Removing CDNs

(Update: 27 Mar 2018, Despite what the rest of this blog post says, I have reinstated CDNs. This site now uses the Cloudflare CDN due to the inability of raw GitHub Pages to serve sites with custom domain names over HTTPS. See this)

Everyone wants their web site to load quickly using as few resources as possible. Content Delivery Networks (CDNs) are a very attractive way to achieve this. You can put parts of your web site on someone else’s servers. Those servers can contain commonly used resources like code libraries, CSS libraries, fonts, and icons. The hardware at the CDN may be faster than your own and might have multiple copies scattered around the world. Faster hardware and a shorter trip through the network can offer a site real speed improvements.

But, … at what price? Well, typically “free” CDNs spy on their traffic collecting information about who’s looking at what that they can sell to advertisers (or whoever wants to buy the information). Typically, this means more (more!) targeted advertising.

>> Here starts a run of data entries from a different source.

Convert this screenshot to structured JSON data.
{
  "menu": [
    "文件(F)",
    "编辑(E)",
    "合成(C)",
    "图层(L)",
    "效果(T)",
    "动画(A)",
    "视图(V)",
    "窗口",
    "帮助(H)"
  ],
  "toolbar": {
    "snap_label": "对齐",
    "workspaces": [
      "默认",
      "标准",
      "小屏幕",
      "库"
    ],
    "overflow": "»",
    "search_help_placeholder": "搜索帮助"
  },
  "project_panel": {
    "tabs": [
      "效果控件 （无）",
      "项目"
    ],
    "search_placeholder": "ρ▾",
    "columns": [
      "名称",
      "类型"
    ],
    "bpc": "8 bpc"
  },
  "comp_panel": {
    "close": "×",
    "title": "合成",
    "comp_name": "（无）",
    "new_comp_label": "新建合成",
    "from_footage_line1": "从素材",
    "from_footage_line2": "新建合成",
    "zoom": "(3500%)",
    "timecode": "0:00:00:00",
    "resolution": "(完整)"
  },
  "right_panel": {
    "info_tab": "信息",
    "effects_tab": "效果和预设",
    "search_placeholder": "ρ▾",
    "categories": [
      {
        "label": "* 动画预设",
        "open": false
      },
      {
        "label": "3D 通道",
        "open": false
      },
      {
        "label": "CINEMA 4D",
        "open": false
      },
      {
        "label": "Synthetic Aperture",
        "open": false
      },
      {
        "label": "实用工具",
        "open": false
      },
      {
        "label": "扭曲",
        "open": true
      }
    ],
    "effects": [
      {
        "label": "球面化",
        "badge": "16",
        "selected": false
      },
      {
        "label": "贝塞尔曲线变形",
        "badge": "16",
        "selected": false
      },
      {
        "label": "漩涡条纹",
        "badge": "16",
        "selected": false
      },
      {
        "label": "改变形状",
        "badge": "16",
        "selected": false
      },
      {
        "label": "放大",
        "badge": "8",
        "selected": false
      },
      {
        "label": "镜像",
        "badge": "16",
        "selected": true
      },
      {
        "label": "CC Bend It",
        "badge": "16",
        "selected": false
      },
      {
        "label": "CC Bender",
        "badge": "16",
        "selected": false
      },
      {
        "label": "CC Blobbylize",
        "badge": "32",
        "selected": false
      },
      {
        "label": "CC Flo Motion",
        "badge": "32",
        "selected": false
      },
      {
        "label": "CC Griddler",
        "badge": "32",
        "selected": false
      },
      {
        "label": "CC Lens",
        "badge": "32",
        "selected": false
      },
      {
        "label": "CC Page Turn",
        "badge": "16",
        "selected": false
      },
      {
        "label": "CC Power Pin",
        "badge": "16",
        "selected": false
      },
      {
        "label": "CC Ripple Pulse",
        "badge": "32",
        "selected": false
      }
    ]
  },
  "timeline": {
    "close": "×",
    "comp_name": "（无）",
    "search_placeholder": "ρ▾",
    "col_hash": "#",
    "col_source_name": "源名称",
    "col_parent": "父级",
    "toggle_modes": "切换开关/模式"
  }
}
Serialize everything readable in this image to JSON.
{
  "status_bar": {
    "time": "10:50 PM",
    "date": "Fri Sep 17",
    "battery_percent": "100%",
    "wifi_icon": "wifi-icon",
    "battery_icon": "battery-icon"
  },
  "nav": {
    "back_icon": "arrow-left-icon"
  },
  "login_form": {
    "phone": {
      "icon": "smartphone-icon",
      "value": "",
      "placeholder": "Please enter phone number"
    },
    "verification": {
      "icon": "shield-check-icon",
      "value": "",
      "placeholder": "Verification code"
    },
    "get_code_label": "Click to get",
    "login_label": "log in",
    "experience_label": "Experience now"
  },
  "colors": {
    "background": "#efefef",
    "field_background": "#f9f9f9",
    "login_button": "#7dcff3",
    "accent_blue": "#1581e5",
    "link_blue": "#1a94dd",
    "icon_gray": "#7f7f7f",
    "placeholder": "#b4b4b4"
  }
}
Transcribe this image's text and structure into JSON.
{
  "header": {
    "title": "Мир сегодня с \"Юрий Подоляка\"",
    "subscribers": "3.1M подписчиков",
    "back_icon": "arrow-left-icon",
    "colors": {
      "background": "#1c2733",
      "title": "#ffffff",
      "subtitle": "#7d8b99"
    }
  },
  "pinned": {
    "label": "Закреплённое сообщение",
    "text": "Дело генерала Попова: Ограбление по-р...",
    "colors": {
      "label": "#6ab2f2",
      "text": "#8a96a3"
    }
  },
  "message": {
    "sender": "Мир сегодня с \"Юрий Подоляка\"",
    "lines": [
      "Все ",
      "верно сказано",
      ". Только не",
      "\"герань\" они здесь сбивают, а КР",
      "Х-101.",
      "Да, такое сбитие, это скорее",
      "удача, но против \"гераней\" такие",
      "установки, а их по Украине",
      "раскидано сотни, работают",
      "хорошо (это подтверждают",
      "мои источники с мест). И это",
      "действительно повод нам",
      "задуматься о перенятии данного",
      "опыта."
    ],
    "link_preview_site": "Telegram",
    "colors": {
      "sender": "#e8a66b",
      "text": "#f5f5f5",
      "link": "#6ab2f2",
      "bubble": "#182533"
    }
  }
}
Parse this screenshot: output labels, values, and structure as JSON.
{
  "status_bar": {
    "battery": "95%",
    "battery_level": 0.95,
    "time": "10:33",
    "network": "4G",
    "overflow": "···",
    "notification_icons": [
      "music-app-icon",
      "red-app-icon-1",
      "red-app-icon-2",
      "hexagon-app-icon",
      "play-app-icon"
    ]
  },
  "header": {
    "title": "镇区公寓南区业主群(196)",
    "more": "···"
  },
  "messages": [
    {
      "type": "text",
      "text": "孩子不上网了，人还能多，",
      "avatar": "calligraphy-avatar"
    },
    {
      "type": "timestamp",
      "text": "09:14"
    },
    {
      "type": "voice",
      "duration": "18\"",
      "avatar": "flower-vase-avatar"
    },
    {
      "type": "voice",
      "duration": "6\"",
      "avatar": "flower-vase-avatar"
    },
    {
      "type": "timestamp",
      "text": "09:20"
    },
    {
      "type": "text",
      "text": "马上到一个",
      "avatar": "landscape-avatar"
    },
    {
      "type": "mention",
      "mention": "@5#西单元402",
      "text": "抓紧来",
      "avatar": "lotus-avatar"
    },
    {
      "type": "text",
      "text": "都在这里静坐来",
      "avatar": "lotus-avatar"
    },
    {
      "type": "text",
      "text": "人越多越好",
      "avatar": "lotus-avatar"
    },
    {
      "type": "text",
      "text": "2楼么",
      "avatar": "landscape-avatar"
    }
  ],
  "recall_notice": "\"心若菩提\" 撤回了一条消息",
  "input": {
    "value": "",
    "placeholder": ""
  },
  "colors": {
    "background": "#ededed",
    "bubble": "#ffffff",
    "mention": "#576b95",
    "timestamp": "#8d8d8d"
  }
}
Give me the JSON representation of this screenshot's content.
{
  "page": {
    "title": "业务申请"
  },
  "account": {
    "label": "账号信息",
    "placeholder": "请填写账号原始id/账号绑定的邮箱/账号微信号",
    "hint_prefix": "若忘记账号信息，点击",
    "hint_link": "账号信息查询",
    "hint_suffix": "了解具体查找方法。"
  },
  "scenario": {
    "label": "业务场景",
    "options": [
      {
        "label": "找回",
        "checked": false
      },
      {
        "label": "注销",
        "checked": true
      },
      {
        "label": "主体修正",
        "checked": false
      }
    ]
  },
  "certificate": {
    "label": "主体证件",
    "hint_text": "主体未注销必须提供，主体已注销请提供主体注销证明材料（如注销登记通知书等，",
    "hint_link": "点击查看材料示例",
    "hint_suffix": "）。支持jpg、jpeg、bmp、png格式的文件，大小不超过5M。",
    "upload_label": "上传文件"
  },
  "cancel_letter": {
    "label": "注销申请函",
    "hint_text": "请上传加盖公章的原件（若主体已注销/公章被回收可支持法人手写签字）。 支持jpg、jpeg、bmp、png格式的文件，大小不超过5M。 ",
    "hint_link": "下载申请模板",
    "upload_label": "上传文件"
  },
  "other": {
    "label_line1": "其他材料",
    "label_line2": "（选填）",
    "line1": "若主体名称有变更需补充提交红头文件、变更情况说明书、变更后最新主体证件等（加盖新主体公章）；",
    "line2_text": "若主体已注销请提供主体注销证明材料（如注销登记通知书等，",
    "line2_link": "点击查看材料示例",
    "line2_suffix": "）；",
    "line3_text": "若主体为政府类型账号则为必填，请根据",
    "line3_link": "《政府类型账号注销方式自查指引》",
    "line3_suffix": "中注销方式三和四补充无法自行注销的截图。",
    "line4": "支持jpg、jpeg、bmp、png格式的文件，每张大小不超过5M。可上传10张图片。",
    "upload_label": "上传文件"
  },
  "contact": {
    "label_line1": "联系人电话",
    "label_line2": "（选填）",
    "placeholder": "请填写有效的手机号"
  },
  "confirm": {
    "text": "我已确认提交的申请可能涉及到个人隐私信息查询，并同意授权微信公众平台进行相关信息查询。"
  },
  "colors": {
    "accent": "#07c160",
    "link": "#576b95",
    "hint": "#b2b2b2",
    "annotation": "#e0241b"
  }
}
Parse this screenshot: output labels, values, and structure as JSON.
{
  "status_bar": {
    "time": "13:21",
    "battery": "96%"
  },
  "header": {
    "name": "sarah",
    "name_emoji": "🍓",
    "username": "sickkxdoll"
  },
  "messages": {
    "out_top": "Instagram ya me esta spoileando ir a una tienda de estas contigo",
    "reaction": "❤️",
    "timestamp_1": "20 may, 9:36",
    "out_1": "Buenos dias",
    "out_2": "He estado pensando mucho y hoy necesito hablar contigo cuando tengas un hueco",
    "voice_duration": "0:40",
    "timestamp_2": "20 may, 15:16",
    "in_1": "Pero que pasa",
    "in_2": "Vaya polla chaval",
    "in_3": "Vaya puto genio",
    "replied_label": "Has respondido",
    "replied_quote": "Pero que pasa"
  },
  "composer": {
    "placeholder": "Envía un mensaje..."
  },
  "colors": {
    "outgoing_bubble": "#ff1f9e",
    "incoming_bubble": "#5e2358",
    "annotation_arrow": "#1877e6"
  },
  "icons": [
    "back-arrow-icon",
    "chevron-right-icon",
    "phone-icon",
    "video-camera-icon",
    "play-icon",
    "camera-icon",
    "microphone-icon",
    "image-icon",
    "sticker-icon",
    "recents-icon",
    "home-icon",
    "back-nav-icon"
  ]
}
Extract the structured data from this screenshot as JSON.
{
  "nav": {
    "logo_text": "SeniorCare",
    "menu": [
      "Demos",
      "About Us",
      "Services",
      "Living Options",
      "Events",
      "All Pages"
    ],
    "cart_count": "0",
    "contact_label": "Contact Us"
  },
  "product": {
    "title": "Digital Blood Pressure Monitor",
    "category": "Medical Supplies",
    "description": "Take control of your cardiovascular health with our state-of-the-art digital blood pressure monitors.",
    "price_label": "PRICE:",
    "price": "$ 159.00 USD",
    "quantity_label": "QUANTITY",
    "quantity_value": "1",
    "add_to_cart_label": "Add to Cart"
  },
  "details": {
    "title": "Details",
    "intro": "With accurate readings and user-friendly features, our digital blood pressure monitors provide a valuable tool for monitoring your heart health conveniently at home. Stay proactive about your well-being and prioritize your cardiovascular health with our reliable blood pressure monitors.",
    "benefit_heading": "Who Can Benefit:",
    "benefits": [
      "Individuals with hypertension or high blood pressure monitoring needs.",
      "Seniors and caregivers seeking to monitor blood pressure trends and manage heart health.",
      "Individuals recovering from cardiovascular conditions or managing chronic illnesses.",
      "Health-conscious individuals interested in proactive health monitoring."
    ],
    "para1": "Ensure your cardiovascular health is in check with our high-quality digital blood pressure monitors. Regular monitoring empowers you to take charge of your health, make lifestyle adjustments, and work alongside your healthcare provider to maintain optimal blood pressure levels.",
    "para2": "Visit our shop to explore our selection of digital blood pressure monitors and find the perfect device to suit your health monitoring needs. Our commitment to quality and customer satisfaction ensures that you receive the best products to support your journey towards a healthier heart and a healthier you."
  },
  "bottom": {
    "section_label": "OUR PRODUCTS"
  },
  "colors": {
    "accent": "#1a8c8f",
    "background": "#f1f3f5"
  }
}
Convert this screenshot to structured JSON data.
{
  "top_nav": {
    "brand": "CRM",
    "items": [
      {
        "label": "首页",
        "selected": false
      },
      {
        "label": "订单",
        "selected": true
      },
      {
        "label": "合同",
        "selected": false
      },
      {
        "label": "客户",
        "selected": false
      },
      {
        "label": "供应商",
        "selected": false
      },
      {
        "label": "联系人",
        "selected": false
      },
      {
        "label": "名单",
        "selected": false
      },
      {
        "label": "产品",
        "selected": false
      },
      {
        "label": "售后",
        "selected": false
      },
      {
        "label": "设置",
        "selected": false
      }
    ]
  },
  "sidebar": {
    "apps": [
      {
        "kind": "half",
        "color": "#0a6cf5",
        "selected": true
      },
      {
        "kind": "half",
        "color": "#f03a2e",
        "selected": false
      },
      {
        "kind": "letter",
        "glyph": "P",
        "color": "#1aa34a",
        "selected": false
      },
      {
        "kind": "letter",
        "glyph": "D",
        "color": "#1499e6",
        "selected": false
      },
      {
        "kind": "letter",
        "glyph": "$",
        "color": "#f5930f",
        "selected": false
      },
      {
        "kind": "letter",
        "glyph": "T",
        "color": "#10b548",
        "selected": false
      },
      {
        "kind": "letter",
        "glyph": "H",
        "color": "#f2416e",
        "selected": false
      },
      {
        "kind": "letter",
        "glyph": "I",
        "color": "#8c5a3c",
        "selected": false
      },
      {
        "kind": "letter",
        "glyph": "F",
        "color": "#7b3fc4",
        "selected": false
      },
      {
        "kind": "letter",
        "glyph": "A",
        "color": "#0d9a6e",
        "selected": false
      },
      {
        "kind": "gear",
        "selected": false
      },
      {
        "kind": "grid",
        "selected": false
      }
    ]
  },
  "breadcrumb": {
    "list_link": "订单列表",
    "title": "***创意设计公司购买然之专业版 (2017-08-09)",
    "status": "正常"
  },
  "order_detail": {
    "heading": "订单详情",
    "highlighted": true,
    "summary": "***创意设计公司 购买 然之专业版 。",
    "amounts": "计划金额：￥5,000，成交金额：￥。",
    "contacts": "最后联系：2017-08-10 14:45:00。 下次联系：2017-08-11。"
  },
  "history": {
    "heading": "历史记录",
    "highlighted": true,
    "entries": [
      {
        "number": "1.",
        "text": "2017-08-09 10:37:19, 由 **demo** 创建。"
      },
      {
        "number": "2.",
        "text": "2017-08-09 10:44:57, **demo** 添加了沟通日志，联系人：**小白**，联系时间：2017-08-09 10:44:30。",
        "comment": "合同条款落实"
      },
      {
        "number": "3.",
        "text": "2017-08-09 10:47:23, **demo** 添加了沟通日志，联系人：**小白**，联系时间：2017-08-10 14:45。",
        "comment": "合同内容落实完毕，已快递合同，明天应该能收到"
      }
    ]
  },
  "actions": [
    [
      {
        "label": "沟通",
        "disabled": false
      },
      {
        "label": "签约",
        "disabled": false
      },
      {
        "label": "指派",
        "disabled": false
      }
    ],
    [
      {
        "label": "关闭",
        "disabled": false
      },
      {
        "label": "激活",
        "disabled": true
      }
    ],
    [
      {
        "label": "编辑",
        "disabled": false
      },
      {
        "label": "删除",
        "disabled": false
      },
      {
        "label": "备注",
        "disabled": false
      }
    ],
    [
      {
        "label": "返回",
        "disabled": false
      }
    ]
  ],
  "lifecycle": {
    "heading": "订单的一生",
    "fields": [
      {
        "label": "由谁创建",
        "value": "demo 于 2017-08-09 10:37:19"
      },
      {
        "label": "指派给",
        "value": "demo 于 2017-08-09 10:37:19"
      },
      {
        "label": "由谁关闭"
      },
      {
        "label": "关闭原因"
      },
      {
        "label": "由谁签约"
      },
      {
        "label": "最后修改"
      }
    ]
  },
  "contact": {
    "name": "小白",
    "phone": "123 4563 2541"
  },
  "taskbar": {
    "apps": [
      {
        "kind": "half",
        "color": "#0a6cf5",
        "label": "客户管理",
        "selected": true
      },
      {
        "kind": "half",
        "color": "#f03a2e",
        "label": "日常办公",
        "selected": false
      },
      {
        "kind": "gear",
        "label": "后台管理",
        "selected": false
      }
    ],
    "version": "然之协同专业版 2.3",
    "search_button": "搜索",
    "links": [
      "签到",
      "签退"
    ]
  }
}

There is surely enough of that already. I don’t want all these companies spying on visitors to this site. I’ve already removed Disqus as a comment platform for just this reason.

Time to do the same thing with CDNs. That means taking some open source resources and serving them directly from this site. It will mean a little more disc usage on my server and probably less snappy page downloads.

If you notice a big decrease in performance over the next several weeks, let me know. Maybe there will be something else that can be done. Anyway, hopefully there will be fewer people spying on you.

Update:

I’ve removed references to all of the CDNs that Privacy Badger flagged as tracking issues. Those resources are now served directly from this site. I was particularly surprised that it did not flag the Google Fonts or Font Awesome download links, but it did not.